L’anello che dovranno distruggere è il simbolo del potere terreno, quindi dell’ambizione, della tentazione, della vanità. Gandalf è il simbolo della vecchiaia e della saggezza, quasi un messaggero e un intermediatore tra le cose di lassù e le cose di quaggiù. La Terra di Mezzo è un luogo iniziatorio, un passaggio tra la dimensione puramente umana e quella divina: in mezzo c’è l’eroismo, quello vero, quello sacrificale, non per la gloria dell’uomo ma per quella di Dio. Significativo, poi, che, in particolare nella trilogia de Il Signore degli Anelli non vi sia un singolo vero eroe, che spicchi per la sua individualità o per la sua personalità forte: c’è, piuttosto, una compagnia, apparentemente improbabile ma in cui, alla fine, l’unione fa la forza e in cui l’eroismo si legge nella coralità delle azioni.
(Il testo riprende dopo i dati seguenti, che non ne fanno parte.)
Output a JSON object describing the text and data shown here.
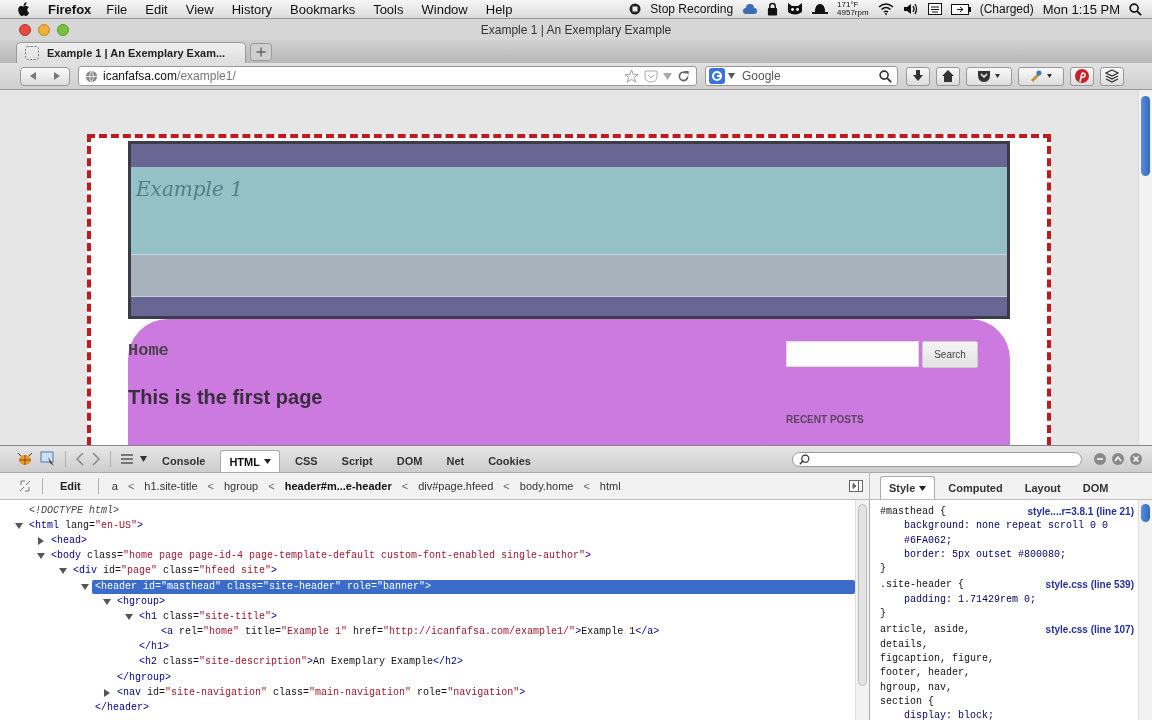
{
  "menubar": {
    "app": "Firefox",
    "menus": [
      "File",
      "Edit",
      "View",
      "History",
      "Bookmarks",
      "Tools",
      "Window",
      "Help"
    ],
    "recording": "Stop Recording",
    "temperature": "171°F",
    "fan_speed": "4957rpm",
    "battery": "(Charged)",
    "clock": "Mon 1:15 PM"
  },
  "window": {
    "title": "Example 1 | An Exemplary Example"
  },
  "tabs": [
    {
      "label": "Example 1 | An Exemplary Exam...",
      "selected": true
    }
  ],
  "navbar": {
    "url_host": "icanfafsa.com",
    "url_path": "/example1/",
    "search_placeholder": "Google"
  },
  "page": {
    "site_title": "Example 1",
    "page_title": "Home",
    "search_button": "Search",
    "heading": "This is the first page",
    "widget_title": "RECENT POSTS"
  },
  "firebug": {
    "panel_tabs": [
      {
        "label": "Console",
        "selected": false
      },
      {
        "label": "HTML",
        "selected": true
      },
      {
        "label": "CSS",
        "selected": false
      },
      {
        "label": "Script",
        "selected": false
      },
      {
        "label": "DOM",
        "selected": false
      },
      {
        "label": "Net",
        "selected": false
      },
      {
        "label": "Cookies",
        "selected": false
      }
    ],
    "edit_button": "Edit",
    "breadcrumbs": [
      {
        "label": "a",
        "selected": false,
        "separator": "<"
      },
      {
        "label": "h1.site-title",
        "selected": false,
        "separator": "<"
      },
      {
        "label": "hgroup",
        "selected": false,
        "separator": "<"
      },
      {
        "label": "header#m...e-header",
        "selected": true,
        "separator": "<"
      },
      {
        "label": "div#page.hfeed",
        "selected": false,
        "separator": "<"
      },
      {
        "label": "body.home",
        "selected": false,
        "separator": "<"
      },
      {
        "label": "html",
        "selected": false
      }
    ],
    "side_tabs": [
      {
        "label": "Style",
        "selected": true
      },
      {
        "label": "Computed",
        "selected": false
      },
      {
        "label": "Layout",
        "selected": false
      },
      {
        "label": "DOM",
        "selected": false
      }
    ],
    "tree": [
      {
        "segments": [
          {
            "kind": "comment",
            "text": "<!DOCTYPE html>"
          }
        ]
      },
      {
        "expanded": true,
        "selected": false,
        "segments": [
          {
            "kind": "tag",
            "text": "<html"
          },
          {
            "kind": "attr",
            "text": " lang="
          },
          {
            "kind": "value",
            "text": "\"en-US\""
          },
          {
            "kind": "tag",
            "text": ">"
          }
        ],
        "children": [
          {
            "expanded": false,
            "selected": false,
            "segments": [
              {
                "kind": "tag",
                "text": "<head>"
              }
            ]
          },
          {
            "expanded": true,
            "selected": false,
            "segments": [
              {
                "kind": "tag",
                "text": "<body"
              },
              {
                "kind": "attr",
                "text": " class="
              },
              {
                "kind": "value",
                "text": "\"home page page-id-4 page-template-default custom-font-enabled single-author\""
              },
              {
                "kind": "tag",
                "text": ">"
              }
            ],
            "children": [
              {
                "expanded": true,
                "selected": false,
                "segments": [
                  {
                    "kind": "tag",
                    "text": "<div"
                  },
                  {
                    "kind": "attr",
                    "text": " id="
                  },
                  {
                    "kind": "value",
                    "text": "\"page\""
                  },
                  {
                    "kind": "attr",
                    "text": " class="
                  },
                  {
                    "kind": "value",
                    "text": "\"hfeed site\""
                  },
                  {
                    "kind": "tag",
                    "text": ">"
                  }
                ],
                "children": [
                  {
                    "expanded": true,
                    "selected": true,
                    "line": "<header id=\"masthead\" class=\"site-header\" role=\"banner\">",
                    "end": "</header>",
                    "children": [
                      {
                        "expanded": true,
                        "selected": false,
                        "segments": [
                          {
                            "kind": "tag",
                            "text": "<hgroup>"
                          }
                        ],
                        "end": "</hgroup>",
                        "children": [
                          {
                            "expanded": true,
                            "selected": false,
                            "segments": [
                              {
                                "kind": "tag",
                                "text": "<h1"
                              },
                              {
                                "kind": "attr",
                                "text": " class="
                              },
                              {
                                "kind": "value",
                                "text": "\"site-title\""
                              },
                              {
                                "kind": "tag",
                                "text": ">"
                              }
                            ],
                            "end": "</h1>",
                            "children": [
                              {
                                "segments": [
                                  {
                                    "kind": "tag",
                                    "text": "<a"
                                  },
                                  {
                                    "kind": "attr",
                                    "text": " rel="
                                  },
                                  {
                                    "kind": "value",
                                    "text": "\"home\""
                                  },
                                  {
                                    "kind": "attr",
                                    "text": " title="
                                  },
                                  {
                                    "kind": "value",
                                    "text": "\"Example 1\""
                                  },
                                  {
                                    "kind": "attr",
                                    "text": " href="
                                  },
                                  {
                                    "kind": "value",
                                    "text": "\"http://icanfafsa.com/example1/\""
                                  },
                                  {
                                    "kind": "tag",
                                    "text": ">"
                                  },
                                  {
                                    "kind": "text",
                                    "text": "Example 1"
                                  },
                                  {
                                    "kind": "tag",
                                    "text": "</a>"
                                  }
                                ]
                              }
                            ]
                          },
                          {
                            "segments": [
                              {
                                "kind": "tag",
                                "text": "<h2"
                              },
                              {
                                "kind": "attr",
                                "text": " class="
                              },
                              {
                                "kind": "value",
                                "text": "\"site-description\""
                              },
                              {
                                "kind": "tag",
                                "text": ">"
                              },
                              {
                                "kind": "text",
                                "text": "An Exemplary Example"
                              },
                              {
                                "kind": "tag",
                                "text": "</h2>"
                              }
                            ]
                          }
                        ]
                      },
                      {
                        "expanded": false,
                        "selected": false,
                        "segments": [
                          {
                            "kind": "tag",
                            "text": "<nav"
                          },
                          {
                            "kind": "attr",
                            "text": " id="
                          },
                          {
                            "kind": "value",
                            "text": "\"site-navigation\""
                          },
                          {
                            "kind": "attr",
                            "text": " class="
                          },
                          {
                            "kind": "value",
                            "text": "\"main-navigation\""
                          },
                          {
                            "kind": "attr",
                            "text": " role="
                          },
                          {
                            "kind": "value",
                            "text": "\"navigation\""
                          },
                          {
                            "kind": "tag",
                            "text": ">"
                          }
                        ]
                      }
                    ]
                  }
                ]
              }
            ]
          }
        ]
      }
    ],
    "style_rules": [
      {
        "selector": [
          "#masthead {"
        ],
        "source": "style....r=3.8.1 (line 21)",
        "declarations": [
          "background: none repeat scroll 0 0 #6FA062;",
          "border: 5px outset #800080;"
        ],
        "close": "}"
      },
      {
        "selector": [
          ".site-header {"
        ],
        "source": "style.css (line 539)",
        "declarations": [
          "padding: 1.71429rem 0;"
        ],
        "close": "}"
      },
      {
        "selector": [
          "article, aside,",
          "details,",
          "figcaption, figure,",
          "footer, header,",
          "hgroup, nav,",
          "section {"
        ],
        "source": "style.css (line 107)",
        "declarations": [
          "display: block;"
        ]
      }
    ]
  }
}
Tolkien elogia la compagnia dei suoi hobbit, perché tutta la sua vita è segnata da compagnie e amicizie mai banali. Una su tutte: quella con Clive Staples Lewis (1898-1963), che lo stesso Tolkien riuscì a convertire dall’ateismo al cristianesimo (seppure non al cattolicesimo). Tolkien e Lewis, assieme a Gilbert Keith Chesterton (1874-1936), sono i grandi convertiti della letteratura inglese nel primo Novecento. Tutti e tre testimoni dell’ultimo grande revival spirituale della loro terra, in un’epoca di secolarizzazione, senza alcun dubbio, ma anche di spinte in direzione contraria, agevolate da uno spirito di libertà e di rispetto per le sensibilità religiose che oggi sembra sempre più soffocare. Per tornare, dunque, alla citazione in apertura, quando Tolkien parla di radici, non si riferisce a qualcosa di tradizionale, di antico, né di classico ma a qualcosa di vivo e di eterno. Per farlo, usa il linguaggio della fiaba e del fantasy. Senza parlare esplicitamente di Cristo, Tolkien descrive le realtà eterne e lo fa in modo credibile. È riuscito – forse al di là delle sue reali intenzioni – ad evangelizzare e di questo gli dobbiamo essere grato.